Silvanovich mentioned such malicious messages could be sent via SMS, MMS, iMessage, Mail or even Visual Voicemail. They only needed to end up in the victim’s phone and be opened. “Such vulnerabilities are the holy grail of an attacker, allowing them to hack into victims’ devices undetected.” Incidentally, until today, such minimal or “Zero Interaction” security vulnerabilities were only found to be have been used by exploit vendors and makers of legal intercept tools and surveillance software. This simply means such highly sophisticated bugs that cause the least amount of suspicion are mainly discovered and traded by software vendors who operate on the Dark Web. Only state-sponsored and focused hacking groups typically have access to them.

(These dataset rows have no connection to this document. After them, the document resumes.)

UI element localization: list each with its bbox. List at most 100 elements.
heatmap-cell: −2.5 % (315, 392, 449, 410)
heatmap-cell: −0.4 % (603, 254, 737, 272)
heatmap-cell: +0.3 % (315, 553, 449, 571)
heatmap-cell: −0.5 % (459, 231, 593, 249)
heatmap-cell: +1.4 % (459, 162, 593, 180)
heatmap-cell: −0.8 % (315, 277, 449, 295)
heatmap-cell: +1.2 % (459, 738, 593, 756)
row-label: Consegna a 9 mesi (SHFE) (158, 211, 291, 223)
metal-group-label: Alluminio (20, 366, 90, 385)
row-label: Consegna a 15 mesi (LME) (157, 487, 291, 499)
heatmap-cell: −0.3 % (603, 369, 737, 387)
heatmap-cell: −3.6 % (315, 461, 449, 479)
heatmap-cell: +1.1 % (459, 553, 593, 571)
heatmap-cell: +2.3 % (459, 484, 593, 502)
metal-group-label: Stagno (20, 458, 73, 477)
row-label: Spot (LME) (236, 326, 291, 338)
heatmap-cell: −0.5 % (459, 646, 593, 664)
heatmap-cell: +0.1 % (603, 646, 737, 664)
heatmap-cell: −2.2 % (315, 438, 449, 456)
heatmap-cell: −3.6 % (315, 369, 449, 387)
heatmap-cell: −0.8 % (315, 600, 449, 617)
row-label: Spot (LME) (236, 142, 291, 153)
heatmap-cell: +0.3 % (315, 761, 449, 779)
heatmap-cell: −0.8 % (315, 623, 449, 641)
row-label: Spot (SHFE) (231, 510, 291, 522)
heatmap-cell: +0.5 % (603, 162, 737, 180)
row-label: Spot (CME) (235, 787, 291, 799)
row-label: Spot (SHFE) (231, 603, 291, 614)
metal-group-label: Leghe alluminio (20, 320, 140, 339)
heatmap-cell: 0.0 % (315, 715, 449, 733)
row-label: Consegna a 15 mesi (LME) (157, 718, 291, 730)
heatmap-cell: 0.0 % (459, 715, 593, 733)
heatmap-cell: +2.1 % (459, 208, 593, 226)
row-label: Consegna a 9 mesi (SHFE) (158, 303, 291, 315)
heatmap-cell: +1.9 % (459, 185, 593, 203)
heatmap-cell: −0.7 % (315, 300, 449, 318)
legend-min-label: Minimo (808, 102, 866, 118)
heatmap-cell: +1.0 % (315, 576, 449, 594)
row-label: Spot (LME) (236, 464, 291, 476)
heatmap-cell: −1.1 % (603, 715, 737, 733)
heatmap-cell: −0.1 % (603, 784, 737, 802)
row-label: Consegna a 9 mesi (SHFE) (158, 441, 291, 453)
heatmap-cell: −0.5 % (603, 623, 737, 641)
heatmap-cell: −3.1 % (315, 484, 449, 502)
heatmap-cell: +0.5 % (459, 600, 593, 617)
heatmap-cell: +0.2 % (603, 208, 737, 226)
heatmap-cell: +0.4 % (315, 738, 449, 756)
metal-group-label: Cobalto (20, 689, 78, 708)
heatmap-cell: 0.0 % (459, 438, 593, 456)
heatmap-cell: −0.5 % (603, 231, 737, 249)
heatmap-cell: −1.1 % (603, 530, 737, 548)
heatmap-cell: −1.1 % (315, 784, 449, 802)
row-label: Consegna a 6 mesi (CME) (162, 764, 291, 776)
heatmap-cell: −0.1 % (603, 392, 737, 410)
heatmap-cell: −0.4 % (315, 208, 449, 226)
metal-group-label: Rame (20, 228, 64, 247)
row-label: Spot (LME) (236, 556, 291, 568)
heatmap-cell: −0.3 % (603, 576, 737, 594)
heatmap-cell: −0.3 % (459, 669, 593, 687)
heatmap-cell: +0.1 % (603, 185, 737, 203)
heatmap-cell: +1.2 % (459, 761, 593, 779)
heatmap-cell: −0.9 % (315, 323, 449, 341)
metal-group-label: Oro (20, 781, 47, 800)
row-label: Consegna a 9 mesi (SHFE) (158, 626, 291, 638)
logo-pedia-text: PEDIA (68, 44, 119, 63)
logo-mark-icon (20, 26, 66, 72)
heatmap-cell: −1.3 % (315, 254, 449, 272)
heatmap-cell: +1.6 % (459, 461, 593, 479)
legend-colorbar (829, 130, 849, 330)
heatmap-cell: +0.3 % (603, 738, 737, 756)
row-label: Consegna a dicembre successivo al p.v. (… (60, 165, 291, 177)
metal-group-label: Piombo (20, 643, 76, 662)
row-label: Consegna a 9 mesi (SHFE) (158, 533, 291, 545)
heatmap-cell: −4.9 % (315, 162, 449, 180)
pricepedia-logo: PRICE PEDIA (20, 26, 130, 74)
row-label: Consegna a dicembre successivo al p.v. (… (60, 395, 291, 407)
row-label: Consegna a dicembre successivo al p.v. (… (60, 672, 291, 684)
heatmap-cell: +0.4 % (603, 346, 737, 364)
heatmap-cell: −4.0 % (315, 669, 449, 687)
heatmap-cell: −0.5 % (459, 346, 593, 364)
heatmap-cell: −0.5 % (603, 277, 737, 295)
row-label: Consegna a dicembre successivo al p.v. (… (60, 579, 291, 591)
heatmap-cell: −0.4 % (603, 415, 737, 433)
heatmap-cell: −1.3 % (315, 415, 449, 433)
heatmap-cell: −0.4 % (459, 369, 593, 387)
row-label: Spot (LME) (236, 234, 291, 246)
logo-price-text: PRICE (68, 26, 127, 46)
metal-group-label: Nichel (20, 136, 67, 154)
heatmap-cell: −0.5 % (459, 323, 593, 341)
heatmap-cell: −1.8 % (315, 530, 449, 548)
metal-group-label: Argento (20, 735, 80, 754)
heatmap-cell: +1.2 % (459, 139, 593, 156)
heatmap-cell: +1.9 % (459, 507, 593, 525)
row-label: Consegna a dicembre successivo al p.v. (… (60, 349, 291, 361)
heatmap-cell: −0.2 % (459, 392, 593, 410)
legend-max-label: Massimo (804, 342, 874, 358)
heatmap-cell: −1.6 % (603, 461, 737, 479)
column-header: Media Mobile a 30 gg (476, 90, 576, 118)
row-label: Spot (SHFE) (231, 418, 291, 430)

This is because vendors who get hold of such flaws sell them for huge sums of money.

According to a price chart published by Zerodium, such vulnerabilities sold on the Dark Web or the software black market could cost over $1 million each. This means Silvanovich may have published details of security exploits that illegal software vendors may have charged anywhere between $5 million and $10 million. Crowdfense, another platform that works with security information, claims the price could have easily been much higher. The platform basis its assumptions on the fact that these flaws were part of “no-click attack chain”. Moreover, the vulnerabilities worked on recent versions of iOS exploits. Combined with the fact that there were six of them, an exploit vendor could have easily made more than $20 million for the lot.